Darya was an extraordinary woman whose sharp intelligence, dry wit, distaste for orthodoxies and boundless empathy fuelled a restless journey through her unfinished life. Reciprocity was commissioned by her sister, Juliana Farha, who lives in London.

Reciprocity is not about cancer, and this piece is not a personal tribute. Instead, the work’s human and universal themes of joy, pleasure, fear and anger, alongside its intriguing instrumentation, are sure to engage a broad audience. Reciprocity premiered in 2015 at The Forge in London’s Camden Town, and featured the terrific young jazz singer Alice Zawadzki who was nominated UK Vocalist of the Year by the Jazz FM Awards.
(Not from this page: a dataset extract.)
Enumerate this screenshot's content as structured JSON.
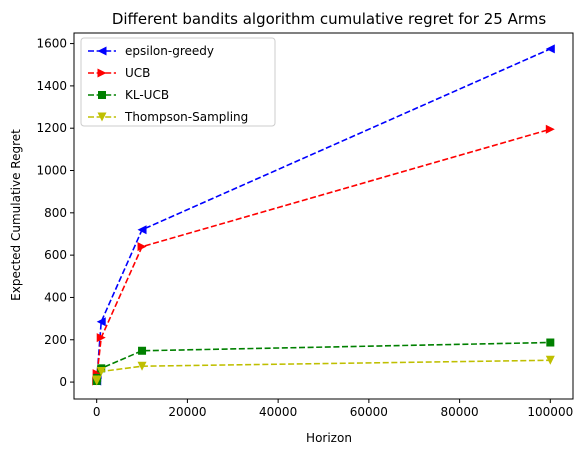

Alice also performed at the Canadian premier of Reciprocity in 2016 at Ottawa’s popular Chamberfest, where it received a thunderous ovation from a packed house in Dominion Chalmers Church.

The poem ‘The Birds of Mexico’ is the centrepiece of Reciprocity, and it closes with an arrangement of ‘Spirit of God’ (used with permission) which was written in 1965 by Sister Miriam Therese Winter for the Medical Mission Sisters, and was a favourite hymn from Darya and her sisters’ schooldays. Other poems include ‘What Can’t Be Helped’ and ‘We Were Always Modern’.